Lecture 1:  Introduction to R I
Lecture 2:  Introduction to R II
Lecture 3:  Simple Regression Analysis
Lecture 4:  Multiple Regression Analysis: Estimation
Lecture 5:  Multiple Regression Analysis: Inference
Lecture 6:  Multiple Regression Analysis: OLS asymptotics
Lecture 7: Mid-term test
Lecture 8: Multiple Regression Analysis with Qualitative Regressors
Lecture 9: Regression Analysis with Pooled Cross sections Data
Lecture 10:  Regression Analysis with Panel Data
Lecture 11: Basic Regression Analysis with Time Series Data I
Lecture 12: Basic Regression Analysis with Time Series Data II
Lecture 13: Research project
Lecture 14: Research project
Lecture 15: Research project

Final evaluation

The content of the course may vary depending on the pace of the progress.
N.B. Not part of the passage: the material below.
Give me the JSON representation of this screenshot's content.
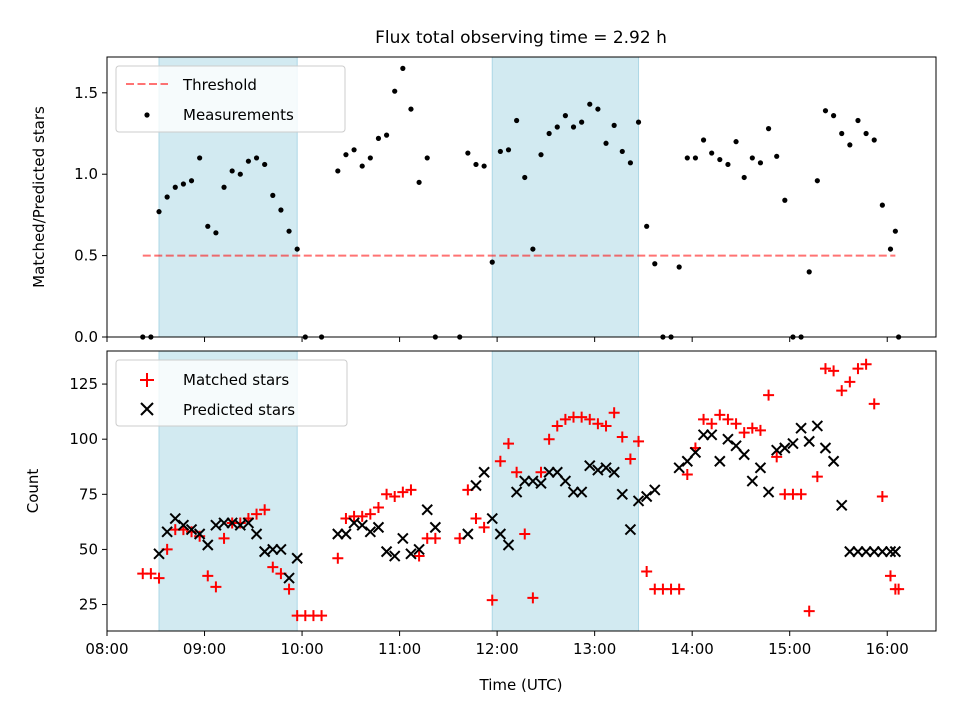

Computer Use: Student will use their own computers during almost all lectures (TBA).

Policy on the Use of Generative AI:

Students are expected to follow the instructions of the instructor regarding the use of generative AI. While it is acceptable to use generative AI as a supplementary tool for activities such as writing reports and conducting case searches, it is crucial to verify the accuracy of the content produced. Students should ensure that facts are checked and that sources and references are properly acknowledged. The output from generative AI must not be submitted as an assignment without the necessary changes. If this practice is discovered, credit may be denied or revoked.

教科書
Using R for Introductory Econometrics 2nd edition, by  Florian Heiss
Can be accessed for free using this link:  https://www.urfie.net/downloads/PDF/URfIE_web.pdf


参考文献
Applied Statistics with R, by  David Dalpiaz. https://book.stat420.org/
Introductory Econometrics: A Modern Approach, by Jeffrey M. Wooldridge
H. Stock & M. M. Watson Introduction to Econometrics 4th ed. Pearson
事前・事後学習(予習・復習)の内容・時間の目安
【Pre-Learning】Students will be provided with lecture notes and handouts beforehand. Please read them before the class.

【Post- Learning】Lecture notes and handouts will contain exercises or questions. Please review them after the class.

アクティブ・ラーニングの内容
Students will be asked to share their understanding of given concepts or asked to report orally what they discussed in groups.
Econometric models will be estimated in class using real-world data. We will discuss estimation results together.
Students will estimate econometric models and give presentations on their findings.

成績評価の基準・方法
Engagement in classroom activities (40%)
Mid-term test (20%)
Research project presentation (40%)

課題・試験結果の開示方法
In the classroom
履修上の注意・履修要件
The prerequisite for this course is Introductory Statistics for Economics.

Students should have an understanding of statistics and basic econometrics.

Regular attendance is required.

実践的教育
N/A
備考
Remember that making mistakes is a natural part of the learning process. Don’t fear mistakes; instead, view them as valuable opportunities for growth. Be proactive in your learning by seeking help, asking questions, and sharing your thoughts. Learning is a collaborative effort, and I’m here to support you every step of the way. Just as you are learning, so am I; together, we can create a positive and enriching experience. Let’s engage, explore, and learn from each other!
英語版と日本語版との間に内容の相違が生じた場合は、日本語版を優先するものとします。